In the charged atmosphere of the times, The Almanac Singers attracted mainstream attention. Their appearance on the nationally broadcast radio series We the People in January 1942 led to interest from the William Morris booking agency and the major label Decca Records. On Feb. 14 they appeared on the radio series This Is War, which was broadcast simultaneously on all four networks. Three days later N.Y. newspapers published stories recalling their antiwar songs of the year before and their ties to the Communist party, effectively destroying their hope of broad popular acceptance. They recorded their fifth and final album, Dear Mr. President, for Keynote, at which time the group consisted of Seeger, Lampell, Lomax, bass singer Arthur Stern, Pete Hawes’s brother Butch (Baldwin) Hawes (b. 1919; d. 1971), and singer/accordion player Sis (Agnes) Cunningham; it was released in May.

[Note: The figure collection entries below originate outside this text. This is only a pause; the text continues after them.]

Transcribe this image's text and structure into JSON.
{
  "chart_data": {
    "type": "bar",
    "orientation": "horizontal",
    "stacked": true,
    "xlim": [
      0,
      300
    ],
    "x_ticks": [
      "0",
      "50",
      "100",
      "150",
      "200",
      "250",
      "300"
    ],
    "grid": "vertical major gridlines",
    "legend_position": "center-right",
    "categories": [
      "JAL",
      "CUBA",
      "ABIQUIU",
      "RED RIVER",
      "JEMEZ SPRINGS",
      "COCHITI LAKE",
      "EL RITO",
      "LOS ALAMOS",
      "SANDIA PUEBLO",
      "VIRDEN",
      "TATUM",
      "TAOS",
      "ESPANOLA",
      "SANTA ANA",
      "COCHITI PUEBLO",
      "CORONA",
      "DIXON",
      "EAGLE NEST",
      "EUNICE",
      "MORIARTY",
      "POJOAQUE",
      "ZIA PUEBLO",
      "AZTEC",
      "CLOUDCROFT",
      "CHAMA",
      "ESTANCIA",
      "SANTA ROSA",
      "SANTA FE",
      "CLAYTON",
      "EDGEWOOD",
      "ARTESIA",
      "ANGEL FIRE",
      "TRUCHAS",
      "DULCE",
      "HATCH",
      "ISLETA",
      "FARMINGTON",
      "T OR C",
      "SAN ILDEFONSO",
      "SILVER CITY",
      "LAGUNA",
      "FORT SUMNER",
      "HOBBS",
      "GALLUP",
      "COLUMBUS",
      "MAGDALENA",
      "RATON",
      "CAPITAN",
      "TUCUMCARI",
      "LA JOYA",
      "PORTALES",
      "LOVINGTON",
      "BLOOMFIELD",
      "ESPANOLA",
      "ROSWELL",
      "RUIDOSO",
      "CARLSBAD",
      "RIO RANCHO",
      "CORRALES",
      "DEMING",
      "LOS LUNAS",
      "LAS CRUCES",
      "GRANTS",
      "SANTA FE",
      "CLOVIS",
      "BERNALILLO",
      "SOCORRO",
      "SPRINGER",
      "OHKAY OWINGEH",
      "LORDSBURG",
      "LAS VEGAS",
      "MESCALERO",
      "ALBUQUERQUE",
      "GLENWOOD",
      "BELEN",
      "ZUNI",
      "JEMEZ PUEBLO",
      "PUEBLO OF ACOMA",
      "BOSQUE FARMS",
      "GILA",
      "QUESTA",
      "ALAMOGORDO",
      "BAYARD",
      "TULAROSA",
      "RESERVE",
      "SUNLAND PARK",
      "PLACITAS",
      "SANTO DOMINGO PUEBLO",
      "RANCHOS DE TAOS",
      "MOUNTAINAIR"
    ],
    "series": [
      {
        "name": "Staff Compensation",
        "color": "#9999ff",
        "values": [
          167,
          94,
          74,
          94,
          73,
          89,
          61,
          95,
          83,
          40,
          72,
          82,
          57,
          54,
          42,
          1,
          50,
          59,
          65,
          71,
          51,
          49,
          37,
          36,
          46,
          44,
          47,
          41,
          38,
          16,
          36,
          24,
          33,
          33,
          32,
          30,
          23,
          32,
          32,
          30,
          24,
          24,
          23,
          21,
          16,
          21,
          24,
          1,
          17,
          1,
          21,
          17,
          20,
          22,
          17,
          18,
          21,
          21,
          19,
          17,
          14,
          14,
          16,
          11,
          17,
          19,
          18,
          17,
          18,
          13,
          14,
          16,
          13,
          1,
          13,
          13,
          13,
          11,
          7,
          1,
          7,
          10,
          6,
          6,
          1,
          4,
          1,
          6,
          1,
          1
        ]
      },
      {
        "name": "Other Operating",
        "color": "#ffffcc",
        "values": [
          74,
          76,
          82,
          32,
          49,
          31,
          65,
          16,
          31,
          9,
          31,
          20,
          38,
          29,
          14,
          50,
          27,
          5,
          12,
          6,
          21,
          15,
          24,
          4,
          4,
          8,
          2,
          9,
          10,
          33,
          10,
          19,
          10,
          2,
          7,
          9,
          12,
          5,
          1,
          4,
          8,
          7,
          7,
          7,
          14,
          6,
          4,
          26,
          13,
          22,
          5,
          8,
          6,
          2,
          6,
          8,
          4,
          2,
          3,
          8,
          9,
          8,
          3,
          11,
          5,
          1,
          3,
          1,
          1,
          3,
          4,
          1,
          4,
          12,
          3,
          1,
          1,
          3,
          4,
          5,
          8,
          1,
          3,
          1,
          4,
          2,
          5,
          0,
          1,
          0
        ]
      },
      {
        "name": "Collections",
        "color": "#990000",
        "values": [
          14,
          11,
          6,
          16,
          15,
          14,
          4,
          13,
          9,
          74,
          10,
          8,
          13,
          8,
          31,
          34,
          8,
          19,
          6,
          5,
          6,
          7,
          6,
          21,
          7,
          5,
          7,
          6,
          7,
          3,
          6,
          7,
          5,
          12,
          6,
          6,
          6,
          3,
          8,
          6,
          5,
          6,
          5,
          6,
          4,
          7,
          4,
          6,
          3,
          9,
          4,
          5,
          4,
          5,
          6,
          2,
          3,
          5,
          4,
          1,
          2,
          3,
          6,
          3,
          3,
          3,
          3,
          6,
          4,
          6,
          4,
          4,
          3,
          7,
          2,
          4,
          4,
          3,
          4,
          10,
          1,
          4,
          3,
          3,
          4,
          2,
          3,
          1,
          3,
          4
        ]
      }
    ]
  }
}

In April the group had traveled to Detroit and performed for the United Auto Workers. Their reception, and the promise of defense work, led several members to move to Detroit in June, and Lomax, Stern, Butch Hawes, and Charlie Polacheck set up a satellite edition of The Almanac Singers that performed extensively for union gatherings throughout the Midwest. Meanwhile, the N.Y. group, now sometimes featuring such performers as Cisco (Gilbert Vandine) Houston (b. Wilmington, Del, Aug. 18, 1918; d. San Bernadino, Calif., April 29, 1961), Brownie McGhee (Walter Brown) (b. Knoxville, Tenn., Nov. 30, 1915; d. Feb. 16, 1996), and Sonny Terry (Saunders Terrell; b. Greensboro, N.C., Oct. 24, 1911; d. N.Y., March 11, 1986), continued a fitful existence. Seeger joined the military service in July, and other members soon followed. More press attacks in January 1943 effectively ended the group; a final Almanac Singers performance, featuring Stern, Cunningham, and Polacheck, took place at Wayne State Univ. on Feb. 17.

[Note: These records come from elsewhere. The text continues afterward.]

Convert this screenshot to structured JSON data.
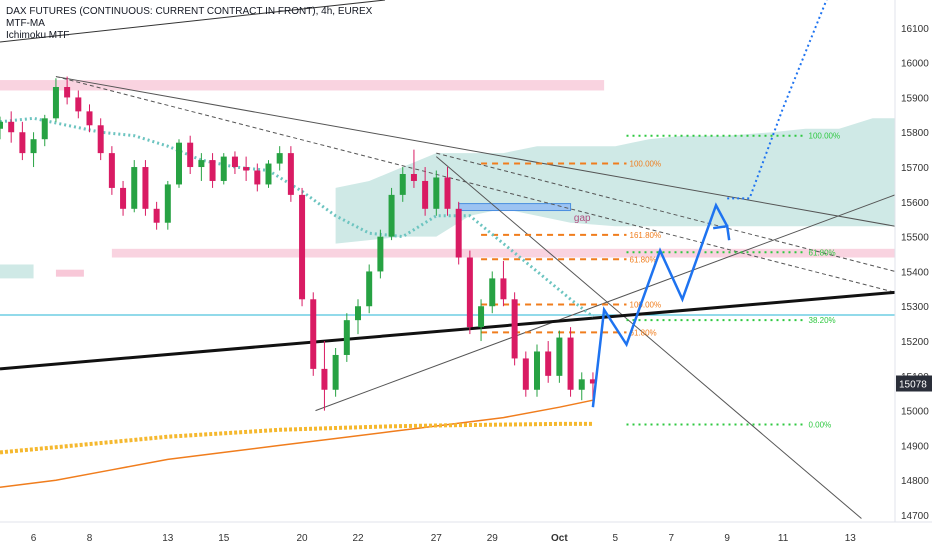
{
  "legend": {
    "title": "DAX FUTURES (CONTINUOUS: CURRENT CONTRACT IN FRONT), 4h, EUREX",
    "line2": "MTF-MA",
    "line3": "Ichimoku MTF"
  },
  "chart_data": {
    "type": "candlestick",
    "title": "DAX FUTURES (CONTINUOUS: CURRENT CONTRACT IN FRONT), 4h, EUREX",
    "y_ticks": [
      16100,
      16000,
      15900,
      15800,
      15700,
      15600,
      15500,
      15400,
      15300,
      15200,
      15100,
      15000,
      14900,
      14800,
      14700
    ],
    "ylim": [
      14680,
      16180
    ],
    "x_ticks": [
      "6",
      "8",
      "13",
      "15",
      "20",
      "22",
      "27",
      "29",
      "Oct",
      "5",
      "7",
      "9",
      "11",
      "13"
    ],
    "x_tick_values": [
      8,
      13,
      20,
      25,
      32,
      37,
      44,
      49,
      55,
      60,
      65,
      70,
      75,
      81
    ],
    "xlim": [
      5,
      85
    ],
    "last_price": "15078",
    "last_price_value": 15078,
    "annotations": {
      "gap": "gap"
    },
    "fib_upper": {
      "x_range": [
        48,
        61
      ],
      "levels": [
        {
          "label": "100.00%",
          "price": 15710
        },
        {
          "label": "161.80%",
          "price": 15505
        },
        {
          "label": "61.80%",
          "price": 15435
        },
        {
          "label": "100.00%",
          "price": 15305
        },
        {
          "label": "61.80%",
          "price": 15225
        }
      ]
    },
    "fib_lower": {
      "x_range": [
        61,
        77
      ],
      "levels": [
        {
          "label": "100.00%",
          "price": 15790
        },
        {
          "label": "61.80%",
          "price": 15455
        },
        {
          "label": "38.20%",
          "price": 15260
        },
        {
          "label": "0.00%",
          "price": 14960
        }
      ]
    },
    "series": [
      {
        "name": "candles",
        "ohlc": [
          [
            5.0,
            15810,
            15845,
            15780,
            15830
          ],
          [
            6.0,
            15830,
            15860,
            15770,
            15800
          ],
          [
            7.0,
            15800,
            15830,
            15720,
            15740
          ],
          [
            8.0,
            15740,
            15800,
            15700,
            15780
          ],
          [
            9.0,
            15780,
            15850,
            15760,
            15840
          ],
          [
            10.0,
            15840,
            15955,
            15830,
            15930
          ],
          [
            11.0,
            15930,
            15960,
            15880,
            15900
          ],
          [
            12.0,
            15900,
            15920,
            15840,
            15860
          ],
          [
            13.0,
            15860,
            15880,
            15800,
            15820
          ],
          [
            14.0,
            15820,
            15840,
            15720,
            15740
          ],
          [
            15.0,
            15740,
            15760,
            15620,
            15640
          ],
          [
            16.0,
            15640,
            15660,
            15560,
            15580
          ],
          [
            17.0,
            15580,
            15720,
            15570,
            15700
          ],
          [
            18.0,
            15700,
            15720,
            15560,
            15580
          ],
          [
            19.0,
            15580,
            15600,
            15520,
            15540
          ],
          [
            20.0,
            15540,
            15660,
            15520,
            15650
          ],
          [
            21.0,
            15650,
            15780,
            15640,
            15770
          ],
          [
            22.0,
            15770,
            15790,
            15680,
            15700
          ],
          [
            23.0,
            15700,
            15740,
            15660,
            15720
          ],
          [
            24.0,
            15720,
            15740,
            15640,
            15660
          ],
          [
            25.0,
            15660,
            15740,
            15650,
            15730
          ],
          [
            26.0,
            15730,
            15745,
            15680,
            15700
          ],
          [
            27.0,
            15700,
            15730,
            15660,
            15690
          ],
          [
            28.0,
            15690,
            15710,
            15630,
            15650
          ],
          [
            29.0,
            15650,
            15720,
            15640,
            15710
          ],
          [
            30.0,
            15710,
            15760,
            15690,
            15740
          ],
          [
            31.0,
            15740,
            15760,
            15600,
            15620
          ],
          [
            32.0,
            15620,
            15640,
            15300,
            15320
          ],
          [
            33.0,
            15320,
            15340,
            15100,
            15120
          ],
          [
            34.0,
            15120,
            15200,
            15000,
            15060
          ],
          [
            35.0,
            15060,
            15180,
            15040,
            15160
          ],
          [
            36.0,
            15160,
            15280,
            15140,
            15260
          ],
          [
            37.0,
            15260,
            15320,
            15220,
            15300
          ],
          [
            38.0,
            15300,
            15420,
            15280,
            15400
          ],
          [
            39.0,
            15400,
            15520,
            15380,
            15500
          ],
          [
            40.0,
            15500,
            15640,
            15490,
            15620
          ],
          [
            41.0,
            15620,
            15700,
            15600,
            15680
          ],
          [
            42.0,
            15680,
            15750,
            15640,
            15660
          ],
          [
            43.0,
            15660,
            15700,
            15560,
            15580
          ],
          [
            44.0,
            15580,
            15690,
            15560,
            15670
          ],
          [
            45.0,
            15670,
            15700,
            15560,
            15580
          ],
          [
            46.0,
            15580,
            15600,
            15420,
            15440
          ],
          [
            47.0,
            15440,
            15460,
            15220,
            15240
          ],
          [
            48.0,
            15240,
            15320,
            15200,
            15300
          ],
          [
            49.0,
            15300,
            15400,
            15280,
            15380
          ],
          [
            50.0,
            15380,
            15430,
            15300,
            15320
          ],
          [
            51.0,
            15320,
            15340,
            15130,
            15150
          ],
          [
            52.0,
            15150,
            15170,
            15040,
            15060
          ],
          [
            53.0,
            15060,
            15190,
            15040,
            15170
          ],
          [
            54.0,
            15170,
            15200,
            15080,
            15100
          ],
          [
            55.0,
            15100,
            15230,
            15080,
            15210
          ],
          [
            56.0,
            15210,
            15240,
            15040,
            15060
          ],
          [
            57.0,
            15060,
            15110,
            15030,
            15090
          ],
          [
            58.0,
            15090,
            15110,
            15020,
            15078
          ]
        ]
      },
      {
        "name": "MTF-MA",
        "points": [
          [
            5,
            15830
          ],
          [
            8,
            15840
          ],
          [
            11,
            15820
          ],
          [
            14,
            15800
          ],
          [
            17,
            15790
          ],
          [
            20,
            15760
          ],
          [
            23,
            15720
          ],
          [
            26,
            15700
          ],
          [
            29,
            15690
          ],
          [
            32,
            15630
          ],
          [
            35,
            15560
          ],
          [
            38,
            15510
          ],
          [
            41,
            15500
          ],
          [
            44,
            15560
          ],
          [
            47,
            15560
          ],
          [
            50,
            15480
          ],
          [
            53,
            15400
          ],
          [
            56,
            15320
          ],
          [
            58,
            15270
          ]
        ]
      },
      {
        "name": "orange-ma",
        "points": [
          [
            5,
            14780
          ],
          [
            10,
            14800
          ],
          [
            15,
            14830
          ],
          [
            20,
            14860
          ],
          [
            25,
            14880
          ],
          [
            30,
            14900
          ],
          [
            35,
            14920
          ],
          [
            40,
            14940
          ],
          [
            45,
            14960
          ],
          [
            50,
            14980
          ],
          [
            55,
            15010
          ],
          [
            58,
            15030
          ]
        ]
      },
      {
        "name": "yellow-ma",
        "points": [
          [
            5,
            14880
          ],
          [
            10,
            14895
          ],
          [
            15,
            14910
          ],
          [
            20,
            14925
          ],
          [
            25,
            14935
          ],
          [
            30,
            14945
          ],
          [
            35,
            14950
          ],
          [
            40,
            14955
          ],
          [
            45,
            14958
          ],
          [
            50,
            14960
          ],
          [
            55,
            14962
          ],
          [
            58,
            14962
          ]
        ]
      },
      {
        "name": "blue-projection",
        "points": [
          [
            58,
            15010
          ],
          [
            59,
            15290
          ],
          [
            61,
            15190
          ],
          [
            64,
            15460
          ],
          [
            66,
            15320
          ],
          [
            69,
            15590
          ],
          [
            70,
            15530
          ]
        ]
      },
      {
        "name": "dotted-projection",
        "points": [
          [
            70,
            15610
          ],
          [
            72,
            15610
          ],
          [
            75,
            15870
          ],
          [
            79,
            16190
          ]
        ]
      }
    ]
  }
}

Following World War II, many former members of The Almanac Singers met on Dec. 30, 1945, and set up People’s Songs, Inc., an organization that fostered the writing and performing of left-wing folk songs and published the People’s Songs Bulletin starting in February 1946. Subsequently, People’s Artists, Inc., the Weavers, and Sing Out! and Broadside magazines, all featuring former Almanacs, carried on the group’s work into succeeding decades. Talking Union was reissued on LP by Folkways in 1955 and remains in print. In 1996 three reissues brought all of the group’s recordings into print on CD: That’s Why We’re Marching: World War II and the American Folk Song Movement on Smithsonian Folkways; The Almanac Singers: Their Complete General Recordings on MCA; and Songs for Political Action: Folk Music, Topical Songs and the American Left, 1926-1953 on the German Bear Family label.